Memoria e Futuro
L’ideologia della percezione
L’essere umano, si sa, durante la sua lunga o breve esistenza vaga per il mondo in cerca di certezze. Amori, amicizie, famiglia, lavoro, casa, il senso della vita. Quanto più ciò che lo circonda è indeterminato tanto più ha bisogno di descriverlo in maniera chiara e stentorea. Meglio ancora, se trova questa descrizione del mondo che lo circonda bella preconfezionata, una cosa in meno a cui pensare nel quotidiano. Per tanti secoli questo compito era destinato alle religioni (e per molti nel mondo è ancora così). Per un tempo relativamente più breve, alle ideologie politiche (e per molti meno è ancora così).
In questi ultimi tempi (che i portatori dell’afflato religioso spesso definiscono, con disprezzo, “relativisti”) siamo costretti a confrontarci con le mille variabili dell’ambiente circostante senza un manuale d’uso pronto e squadernato alla bisogna, per cui dobbiamo arrangiarci come possiamo. Ma l’istinto e l’educazione è ancora, almeno in parte, quella “assolutista”, per cui siamo abituati a permeare i nostri discorsi di certezze che provano a puntellare le fragili basi dei nostri ragionamenti, spesso andando anche contro alle evidenze, trasformando pareri e sensazioni in clave con cui assestare colpi ai malcapitati con cui ci confrontiamo.
Un ambito in cui questo “metodo” è sempre più presente è quello legato alla metereologia e al clima, argomento tipicamente estivo, anche perché quando stiamo chiusi in ufficio a chi vuoi che importi se fuori c’è un grado in più o in meno o se nel weekend pioverà in spiaggia? Ma nella comunicazione sul clima e, in specifico, nelle previsioni è da tempo dominante il termine “percezione”. Questo termine viene usato a sproposito, solo per confermare l’esattezza delle proprie “previsioni”, quando i dati propalati con ideologica certezza cozzano con la realtà dei fatti. Ma c’è, ovviamente, di più.
Spesso, al primo timido arretramento delle temperature nel quotidiano, i social media brulicano di commenti ironici: “Dov’è il famoso riscaldamento globale?”. Questo cortocircuito mentale – che scambia la meteorologia con la climatologia – è soltanto la punta dell’iceberg di un fenomeno più insidioso: l’abuso della percezione immediata per negare cambiamenti sistemici. La meteorologia misura il tempo atmosferico in scale di ore o giorni; la climatologia studia tendenze che si sviluppano in decenni o secoli. Come i ricercatori hanno chiarito, un singolo evento di freddo estremo non contraddice affatto un trend di riscaldamento planetario, anzi: proprio lo scompiglio climatico può indebolire le correnti a getto, permettendo all’aria artica di scivolare verso sud. Quello che potrebbe accadere nei prossimi giorni e settimane, facendo lanciare anatemi contro “il presunto” riscaldamento globale.

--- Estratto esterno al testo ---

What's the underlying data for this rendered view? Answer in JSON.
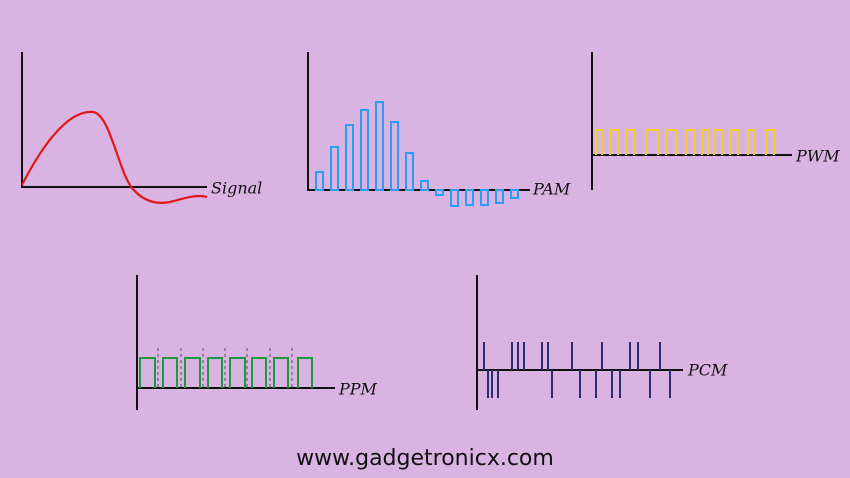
{
  "labels": {
    "signal": "Signal",
    "pam": "PAM",
    "pwm": "PWM",
    "ppm": "PPM",
    "pcm": "PCM"
  },
  "footer": "www.gadgetronicx.com"
}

Dietro questa confusione volutamente alimentata, si nasconde una macchina sofisticata di disinformazione. Già dagli anni ’90, coalizioni industriali come la Global Climate Coalition – sostenuta da colossi petroliferi – hanno finanziato campagne per seminare dubbi sul consenso scientifico, riutilizzando la stessa “strategia del tabacco” impiegata per minimizzare i rischi del fumo. Il negazionismo climatico si è evoluto in “clima-confusionismo”: un mix calcolato di pseudoscienza, teorie del complotto e distorsione mediatica. Alcuni media, come il quotidiano Libero in Italia, hanno sdoganato titoli provocatori (“Riscaldamento globale? Ma se fa freddo”) mentre politici populisti descrivevano il cambiamento climatico come una truffa (ovviamente dei “poteri forti”) per danneggiare i cardini dell’economia occidentale, come l’auto privata o l’uso scriteriato delle energie fossili.
Questo scontro non è innocuo. Ridurre la climatologia a una battaglia ideologica ha conseguenze concrete: quando i politici descrivono le politiche climatiche come “elitiste” o “anti-popolari”, ignorano che i costi dell’inazione superano di gran lunga quelli della transizione. Quando si citano periodi caldi medievali o ere glaciali preistoriche per sminuire l’attualità, si omette un dato cruciale: le transizioni climatiche passate furono graduali, mentre oggi il sistema sta cambiando a velocità senza precedenti, con rischi di punti di non ritorno.
Di fronte a fenomeni complessi che sfidano la nostra percezione immediata, dobbiamo distinguere tra il freddo che sentiamo oggi e il caldo che cuoce il pianeta oramai da decenni. Perché, come dimostra la storia delle glaciazioni, il clima non è un’opinione: è una realtà fisica che, una volta alterata, può ribaltare il mondo in un battito di ciglia. Quale che sia la vostra “percezione”.